Le management lui-même est aujourd’hui dévalorisé et assimilé à des techniques déshumanisantes au service de la seule performance économique. Pourtant, à l’origine d’innovations managériales, se trouve systématiquement une certaine vision de l’humain (au travail). Dans les années soixante, c’est la promotion d’un individu responsable et autonome, conditions nécessaires à son épanouissement au travail et au développement de son potentiel créatif, qui justifie l’avènement du management par objectifs. Qu’en reste-t-il dans nos organisations aujourd’hui ? Essentiellement un outil de pilotage de la performance individuelle qui ne délègue pas suffisamment au travailleur toute l’autonomie nécessaire à la réalisation d’objectifs co-définis. Dans les années quatre-vingts, le management de la qualité totale se basait sur une vision collaborative de l’entreprise, au-delà de toute catégorie de personnel : ouvriers et ingénieurs étaient amenés à s’asseoir dans un même cercle pour trouver, ensemble, et dans le respect des expertises mutuelles, les pistes d’amélioration de la production. Aujourd’hui, il reste de la qualité totale un ensemble de normes, de contrôles et de contraintes certes nécessaires mais qui sont rarement prétexte à développer une gouvernance plus démocratique des entreprises. 

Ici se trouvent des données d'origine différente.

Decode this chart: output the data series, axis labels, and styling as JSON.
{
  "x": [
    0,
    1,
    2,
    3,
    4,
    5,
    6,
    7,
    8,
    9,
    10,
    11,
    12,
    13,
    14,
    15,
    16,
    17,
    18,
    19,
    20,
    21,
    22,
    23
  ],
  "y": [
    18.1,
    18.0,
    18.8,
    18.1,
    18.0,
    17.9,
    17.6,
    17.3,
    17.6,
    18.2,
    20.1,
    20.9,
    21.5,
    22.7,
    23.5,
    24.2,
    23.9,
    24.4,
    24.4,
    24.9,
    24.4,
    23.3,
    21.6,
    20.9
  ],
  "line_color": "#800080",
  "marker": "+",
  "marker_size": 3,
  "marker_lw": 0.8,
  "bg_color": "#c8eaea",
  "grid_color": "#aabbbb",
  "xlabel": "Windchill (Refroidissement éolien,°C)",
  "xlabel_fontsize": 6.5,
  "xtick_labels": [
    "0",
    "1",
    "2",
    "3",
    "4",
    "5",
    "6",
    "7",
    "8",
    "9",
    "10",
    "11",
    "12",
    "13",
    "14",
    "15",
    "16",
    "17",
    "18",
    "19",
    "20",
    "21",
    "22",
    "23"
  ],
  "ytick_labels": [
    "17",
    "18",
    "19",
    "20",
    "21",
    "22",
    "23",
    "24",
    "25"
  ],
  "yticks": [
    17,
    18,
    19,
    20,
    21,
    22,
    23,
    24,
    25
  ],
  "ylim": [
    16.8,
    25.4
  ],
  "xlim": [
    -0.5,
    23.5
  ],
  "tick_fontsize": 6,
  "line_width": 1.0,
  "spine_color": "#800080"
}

Il y a place, aujourd’hui, dans notre société, nos entreprises et nos écoles de gestion, pour une revalorisation du travail qui s’appuie sur un management davantage citoyen². Le travail, comme le management, ne peut être dissocié d’une vision de la société. Nos réflexions et nos recherches nous amènent, entre autres choses, à encourager à repenser l’organisation du travail en donnant davantage de responsabilité décisionnelle à ceux qui produisent la valeur-travail (où chaque niveau hiérarchique devrait démontrer aux niveaux inférieurs en quoi il est utile) ; mais aussi à envisager de nouvelles formes de participation des salariés au gouvernement de l’entreprise et des modes de gestion basés sur la confiance, l’éthique, la justice et la reconnaissance. Pour reprendre les termes de Gomez, il s’agit de rapprocher le management et l’entreprise du travail réel (donc aussi collectif et subjectif), plutôt que de se cantonner à la seule mesure du travail objectif.

Références 
1Gomez, P.-Y. (2013) Le travail invisible, Enquête sur une disparition. Paris : François Bourin Editeur.
²Taskin, L. et de Nanteuil, M. (2011) Perspectives critiques en management : Pour une gestion citoyenne. Bruxelles : De Boeck.